Tangent Planes, level curves, level surfaces
asked 2014-07-10 09:55:49 -0600
I understand how to plug things into the tangent plane lines, and to get the equations, however in class he said that the answers to a and b from part two should be the same, but mine ended up different.

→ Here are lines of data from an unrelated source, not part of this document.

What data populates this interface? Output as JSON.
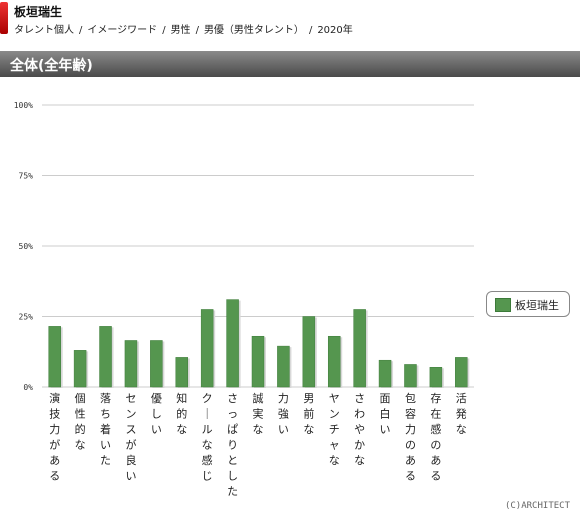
{
  "header": {
    "name": "板垣瑞生",
    "breadcrumb": [
      "タレント個人",
      "イメージワード",
      "男性",
      "男優（男性タレント）",
      "2020年"
    ]
  },
  "section_title": "全体(全年齢)",
  "footer": "(C)ARCHITECT",
  "colors": {
    "bar": "#55964f",
    "bar_shadow": "#d8d8d8",
    "grid": "#cccccc"
  },
  "chart_data": {
    "type": "bar",
    "categories": [
      "演技力がある",
      "個性的な",
      "落ち着いた",
      "センスが良い",
      "優しい",
      "知的な",
      "クールな感じ",
      "さっぱりとした",
      "誠実な",
      "力強い",
      "男前な",
      "ヤンチャな",
      "さわやかな",
      "面白い",
      "包容力のある",
      "存在感のある",
      "活発な"
    ],
    "series": [
      {
        "name": "板垣瑞生",
        "values": [
          21.5,
          13,
          21.5,
          16.5,
          16.5,
          10.5,
          27.5,
          31,
          18,
          14.5,
          25,
          18,
          27.5,
          9.5,
          8,
          7,
          10.5
        ]
      }
    ],
    "y_ticks": [
      "0%",
      "25%",
      "50%",
      "75%",
      "100%"
    ],
    "ylim": [
      0,
      100
    ],
    "grid": true,
    "legend": "right"
  }
}
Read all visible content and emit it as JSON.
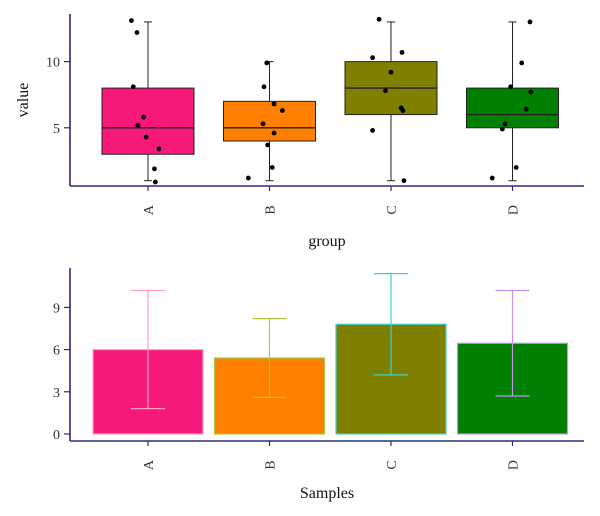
{
  "chart_data": [
    {
      "type": "box",
      "xlabel": "group",
      "ylabel": "value",
      "ylim": [
        0.6,
        13.6
      ],
      "yticks": [
        5,
        10
      ],
      "categories": [
        "A",
        "B",
        "C",
        "D"
      ],
      "colors": [
        "#f7197a",
        "#ff8000",
        "#808000",
        "#008000"
      ],
      "boxes": [
        {
          "group": "A",
          "whisker_low": 1,
          "q1": 3,
          "median": 5,
          "q3": 8,
          "whisker_high": 13
        },
        {
          "group": "B",
          "whisker_low": 1,
          "q1": 4,
          "median": 5,
          "q3": 7,
          "whisker_high": 10
        },
        {
          "group": "C",
          "whisker_low": 1,
          "q1": 6,
          "median": 8,
          "q3": 10,
          "whisker_high": 13
        },
        {
          "group": "D",
          "whisker_low": 1,
          "q1": 5,
          "median": 6,
          "q3": 8,
          "whisker_high": 13
        }
      ],
      "points": [
        {
          "group": "A",
          "jitter": -0.18,
          "value": 13.1
        },
        {
          "group": "A",
          "jitter": -0.12,
          "value": 12.2
        },
        {
          "group": "A",
          "jitter": -0.16,
          "value": 8.1
        },
        {
          "group": "A",
          "jitter": -0.05,
          "value": 5.8
        },
        {
          "group": "A",
          "jitter": -0.11,
          "value": 5.2
        },
        {
          "group": "A",
          "jitter": -0.02,
          "value": 4.3
        },
        {
          "group": "A",
          "jitter": 0.12,
          "value": 3.4
        },
        {
          "group": "A",
          "jitter": 0.07,
          "value": 1.9
        },
        {
          "group": "A",
          "jitter": 0.08,
          "value": 0.9
        },
        {
          "group": "B",
          "jitter": -0.03,
          "value": 9.9
        },
        {
          "group": "B",
          "jitter": -0.06,
          "value": 8.1
        },
        {
          "group": "B",
          "jitter": 0.05,
          "value": 6.8
        },
        {
          "group": "B",
          "jitter": 0.14,
          "value": 6.3
        },
        {
          "group": "B",
          "jitter": -0.07,
          "value": 5.3
        },
        {
          "group": "B",
          "jitter": 0.05,
          "value": 4.6
        },
        {
          "group": "B",
          "jitter": -0.02,
          "value": 3.7
        },
        {
          "group": "B",
          "jitter": 0.03,
          "value": 2.0
        },
        {
          "group": "B",
          "jitter": -0.23,
          "value": 1.2
        },
        {
          "group": "C",
          "jitter": -0.13,
          "value": 13.2
        },
        {
          "group": "C",
          "jitter": 0.12,
          "value": 10.7
        },
        {
          "group": "C",
          "jitter": -0.2,
          "value": 10.3
        },
        {
          "group": "C",
          "jitter": 0.0,
          "value": 9.2
        },
        {
          "group": "C",
          "jitter": -0.06,
          "value": 7.8
        },
        {
          "group": "C",
          "jitter": 0.11,
          "value": 6.5
        },
        {
          "group": "C",
          "jitter": 0.13,
          "value": 6.3
        },
        {
          "group": "C",
          "jitter": -0.2,
          "value": 4.8
        },
        {
          "group": "C",
          "jitter": 0.14,
          "value": 1.0
        },
        {
          "group": "D",
          "jitter": 0.19,
          "value": 13.0
        },
        {
          "group": "D",
          "jitter": 0.1,
          "value": 9.9
        },
        {
          "group": "D",
          "jitter": -0.02,
          "value": 8.1
        },
        {
          "group": "D",
          "jitter": 0.2,
          "value": 7.7
        },
        {
          "group": "D",
          "jitter": -0.08,
          "value": 5.3
        },
        {
          "group": "D",
          "jitter": -0.11,
          "value": 4.9
        },
        {
          "group": "D",
          "jitter": 0.15,
          "value": 6.4
        },
        {
          "group": "D",
          "jitter": 0.04,
          "value": 2.0
        },
        {
          "group": "D",
          "jitter": -0.22,
          "value": 1.2
        }
      ]
    },
    {
      "type": "bar",
      "xlabel": "Samples",
      "ylabel": "",
      "ylim": [
        -0.5,
        11.8
      ],
      "yticks": [
        0,
        3,
        6,
        9
      ],
      "categories": [
        "A",
        "B",
        "C",
        "D"
      ],
      "values": [
        6.0,
        5.4,
        7.8,
        6.45
      ],
      "error_low": [
        1.8,
        2.6,
        4.2,
        2.7
      ],
      "error_high": [
        10.2,
        8.2,
        11.4,
        10.2
      ],
      "fill_colors": [
        "#f7197a",
        "#ff8000",
        "#808000",
        "#008000"
      ],
      "edge_colors": [
        "#f9a0c0",
        "#a8c840",
        "#40d0c8",
        "#c890f0"
      ]
    }
  ]
}
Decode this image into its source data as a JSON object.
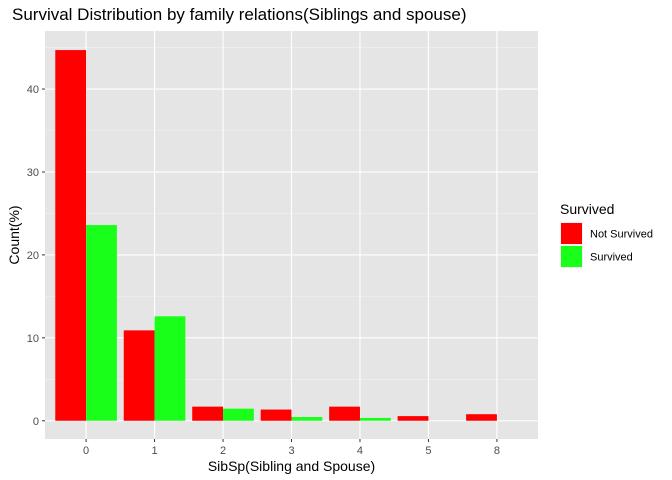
{
  "chart_data": {
    "type": "bar",
    "title": "Survival Distribution by family relations(Siblings and spouse)",
    "xlabel": "SibSp(Sibling and Spouse)",
    "ylabel": "Count(%)",
    "categories": [
      "0",
      "1",
      "2",
      "3",
      "4",
      "5",
      "8"
    ],
    "series": [
      {
        "name": "Not Survived",
        "color": "#ff0000",
        "values": [
          44.7,
          10.9,
          1.7,
          1.35,
          1.7,
          0.56,
          0.79
        ]
      },
      {
        "name": "Survived",
        "color": "#1aff1a",
        "values": [
          23.6,
          12.6,
          1.46,
          0.45,
          0.34,
          null,
          null
        ]
      }
    ],
    "ylim": [
      -2.2,
      47
    ],
    "yticks": [
      0,
      10,
      20,
      30,
      40
    ],
    "ytick_labels": [
      "0",
      "10",
      "20",
      "30",
      "40"
    ],
    "grid": true,
    "legend": {
      "title": "Survived",
      "position": "right"
    }
  }
}
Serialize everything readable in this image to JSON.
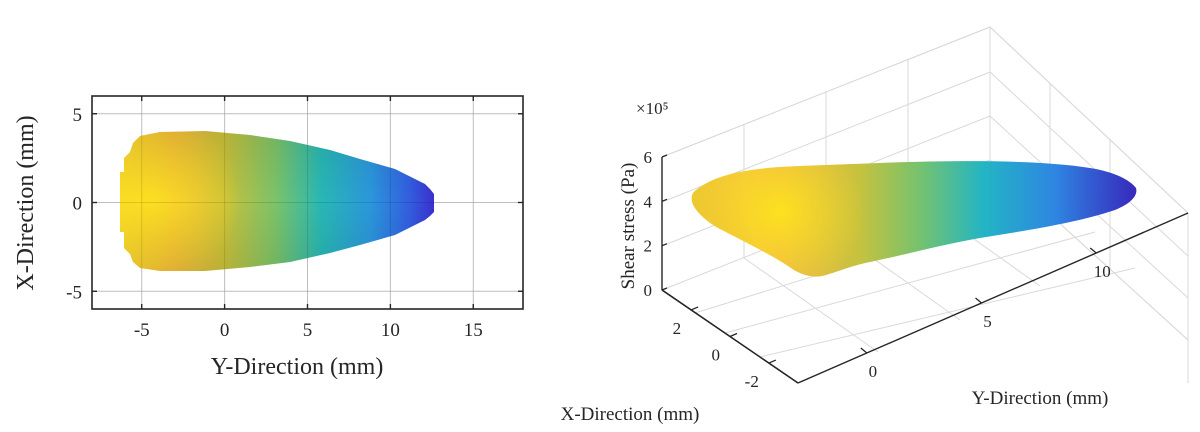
{
  "chart_data": [
    {
      "type": "heatmap",
      "xlabel": "Y-Direction (mm)",
      "ylabel": "X-Direction (mm)",
      "xlim": [
        -8,
        18
      ],
      "ylim": [
        -6,
        6
      ],
      "xticks": [
        -5,
        0,
        5,
        10,
        15
      ],
      "yticks": [
        -5,
        0,
        5
      ],
      "xtick_labels": [
        "-5",
        "0",
        "5",
        "10",
        "15"
      ],
      "ytick_labels": [
        "-5",
        "0",
        "5"
      ],
      "grid": true,
      "colormap": "parula",
      "region": {
        "shape": "truncated parabolic (bullet) footprint",
        "y_range_mm": [
          -5,
          12.7
        ],
        "max_half_width_mm": 3.9,
        "peak_at_mm": [
          -3,
          0
        ]
      }
    },
    {
      "type": "surface",
      "xlabel": "Y-Direction (mm)",
      "ylabel": "X-Direction (mm)",
      "zlabel": "Shear stress (Pa)",
      "z_exponent_label": "×10⁵",
      "xticks": [
        0,
        5,
        10
      ],
      "yticks": [
        2,
        0,
        -2
      ],
      "zticks": [
        0,
        2,
        4,
        6
      ],
      "xtick_labels": [
        "0",
        "5",
        "10"
      ],
      "ytick_labels": [
        "2",
        "0",
        "-2"
      ],
      "ztick_labels": [
        "0",
        "2",
        "4",
        "6"
      ],
      "zlim": [
        0,
        6
      ],
      "grid": true,
      "colormap": "parula",
      "stress_peak_approx_e5": 4.0,
      "stress_min_approx_e5": 3.2
    }
  ],
  "colors": {
    "yellow": "#F9D530",
    "orange": "#F2B144",
    "green": "#6DC26E",
    "teal": "#20B0C8",
    "blue": "#2E7FE0",
    "indigo": "#3A36D2",
    "axis": "#262626",
    "grid": "#d9d9d9"
  }
}
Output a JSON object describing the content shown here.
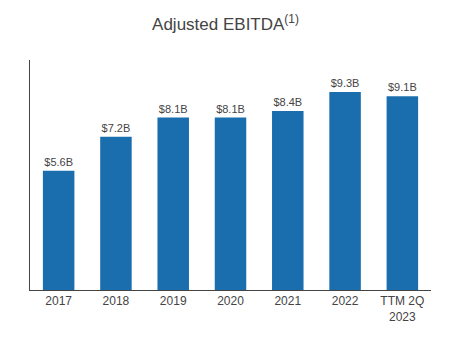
{
  "chart_data": {
    "type": "bar",
    "title": "Adjusted EBITDA",
    "annotations": [
      "(1)"
    ],
    "categories": [
      "2017",
      "2018",
      "2019",
      "2020",
      "2021",
      "2022",
      "TTM 2Q\n2023"
    ],
    "values": [
      5.6,
      7.2,
      8.1,
      8.1,
      8.4,
      9.3,
      9.1
    ],
    "value_labels": [
      "$5.6B",
      "$7.2B",
      "$8.1B",
      "$8.1B",
      "$8.4B",
      "$9.3B",
      "$9.1B"
    ],
    "data_labels": true,
    "color": "#1B6EAE",
    "ylim": [
      0,
      10.8
    ],
    "tick_labels": "x",
    "grid": false
  }
}
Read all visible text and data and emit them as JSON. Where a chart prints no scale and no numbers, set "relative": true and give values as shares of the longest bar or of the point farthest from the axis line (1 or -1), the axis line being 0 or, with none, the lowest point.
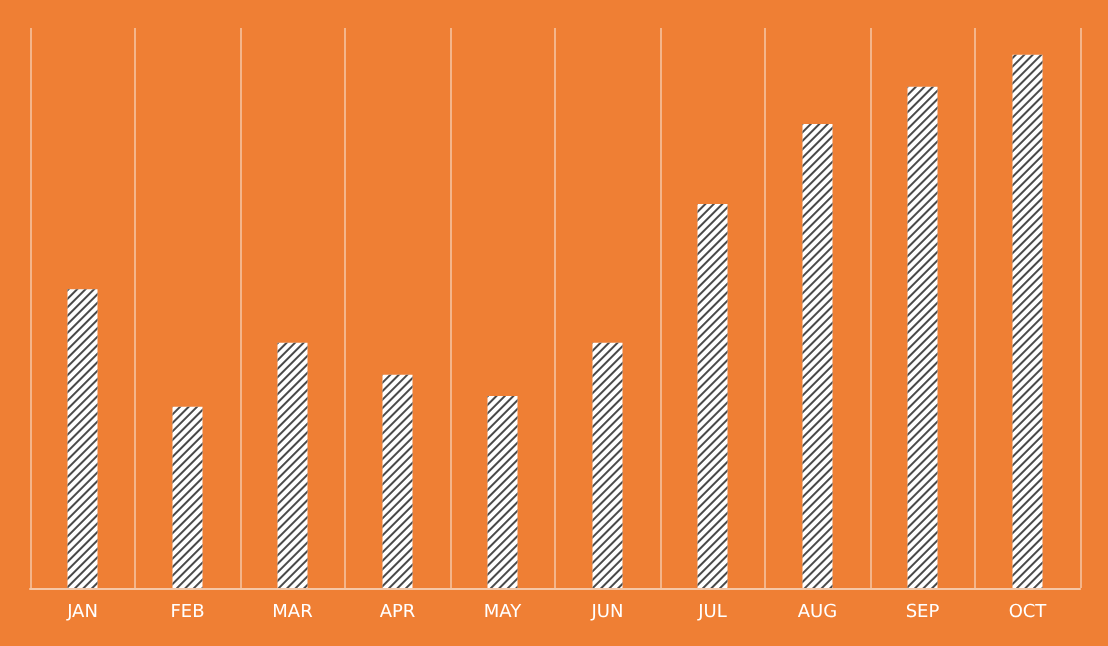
{
  "chart_data": {
    "type": "bar",
    "relative": true,
    "categories": [
      "JAN",
      "FEB",
      "MAR",
      "APR",
      "MAY",
      "JUN",
      "JUL",
      "AUG",
      "SEP",
      "OCT"
    ],
    "values": [
      0.56,
      0.34,
      0.46,
      0.4,
      0.36,
      0.46,
      0.72,
      0.87,
      0.94,
      1
    ],
    "color": "#ffffff",
    "grid": "x"
  }
}
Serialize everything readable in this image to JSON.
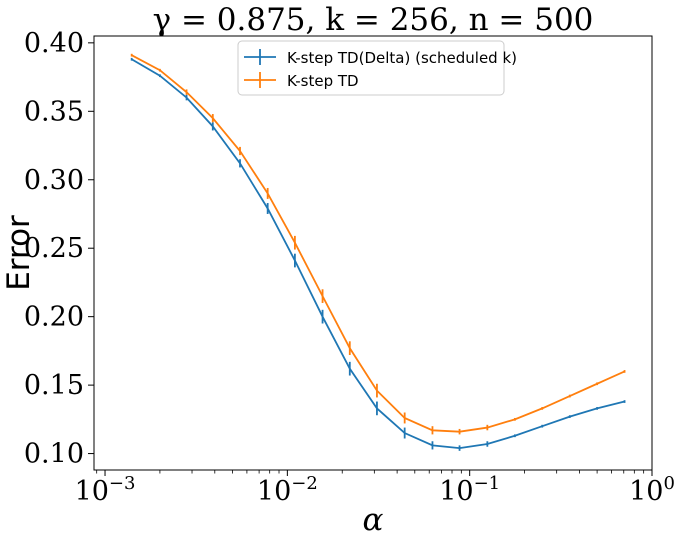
{
  "chart_data": {
    "type": "line",
    "title": "γ = 0.875, k = 256, n = 500",
    "xlabel": "α",
    "ylabel": "Error",
    "xscale": "log",
    "xlim": [
      0.00087,
      1.0
    ],
    "ylim": [
      0.088,
      0.405
    ],
    "x_ticks": [
      {
        "value": 0.001,
        "base": "10",
        "exp": "−3"
      },
      {
        "value": 0.01,
        "base": "10",
        "exp": "−2"
      },
      {
        "value": 0.1,
        "base": "10",
        "exp": "−1"
      },
      {
        "value": 1.0,
        "base": "10",
        "exp": "0"
      }
    ],
    "y_ticks": [
      0.1,
      0.15,
      0.2,
      0.25,
      0.3,
      0.35,
      0.4
    ],
    "y_tick_labels": [
      "0.10",
      "0.15",
      "0.20",
      "0.25",
      "0.30",
      "0.35",
      "0.40"
    ],
    "grid": false,
    "legend_position": "top-center",
    "x": [
      0.0014,
      0.002,
      0.0028,
      0.0039,
      0.0055,
      0.0078,
      0.011,
      0.0156,
      0.022,
      0.031,
      0.044,
      0.0625,
      0.088,
      0.125,
      0.177,
      0.25,
      0.354,
      0.5,
      0.707
    ],
    "series": [
      {
        "name": "K-step TD(Delta) (scheduled k)",
        "color": "#1f77b4",
        "values": [
          0.388,
          0.376,
          0.36,
          0.339,
          0.312,
          0.279,
          0.241,
          0.2,
          0.162,
          0.133,
          0.115,
          0.106,
          0.104,
          0.107,
          0.113,
          0.12,
          0.127,
          0.133,
          0.138
        ],
        "errors": [
          0.001,
          0.001,
          0.002,
          0.003,
          0.003,
          0.004,
          0.005,
          0.005,
          0.005,
          0.005,
          0.004,
          0.003,
          0.002,
          0.002,
          0.001,
          0.001,
          0.001,
          0.001,
          0.001
        ]
      },
      {
        "name": "K-step TD",
        "color": "#ff7f0e",
        "values": [
          0.391,
          0.38,
          0.364,
          0.345,
          0.321,
          0.29,
          0.254,
          0.215,
          0.177,
          0.146,
          0.126,
          0.117,
          0.116,
          0.119,
          0.125,
          0.133,
          0.142,
          0.151,
          0.16
        ],
        "errors": [
          0.001,
          0.001,
          0.002,
          0.003,
          0.003,
          0.004,
          0.005,
          0.005,
          0.005,
          0.005,
          0.004,
          0.003,
          0.002,
          0.002,
          0.001,
          0.001,
          0.001,
          0.001,
          0.001
        ]
      }
    ]
  }
}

We'll start with part a.
$$f(x,y)=x^3y^2$$ $$f_x = 3x^2y^2 \quad f_y = 2yx^3$$ $$p_0 = \langle 1,2\rangle$$ $$ f(x_0,x_0)= 1^3(2^2) = 4$$ $$f_x(x_0,y_0)= 3(1^2)(2^2) = 12$$ $$ f_y(x_0,y_0)= 2(2)(1^3) = 4$$ $$ L(x,y) = f(x_0,y_0) + f_x(x_0,y_0)(x-x_0) + f_y(x_0,y_0)(y-y_0)$$ $$L(x,y) = 4 + 12(x-1) + 4(y-2)$$
for part b:
$$F(x,y,z)=z-x^3y^2$$ $$p_0=\langle1,2,4\rangle$$ $$F_x= -3x^2y^2 \quad F_y= -2yx^3 \quad F_z=1$$ $$ f_x(x_0,y_0,z_0)(x-x_0)+f_y(x_0,y_0,z_0)(y-y_0)+f_z(x_0,y_0,z_0)(z-z_0)=0$$ $$f_x(x_0,y_0,z_0)= -3(1^2)(2^2)=-12$$ $$f_y(x_0,y_0,z_0)= -2(2)(1^3)= -4$$ So: $$-12(x-1)-4(y-2)+(z-4) =0$$
I know that if you set z=0 and then reverse the side of the equations you can end up with the same equation. Is that what he meant by it should be the same equation? Or did I screw up somewhere along the way.
Also I know he explained the level surface and level curve. From what I got, a level curve is a 2D, and a level surface is a 3D? and basically to find those curves and surfaces you make sure all of the variables are on one side of the equation and set it equal to a constant? If someone could clarify that for me it would be greatly appreciated! :)
Comment: Your answers are the same! To this totally clearly, you've just got to set $L(x,y)=z$ in your first (since that's how function values are interpreted geometrically) and then isolate the $z$ on one side in your second answer.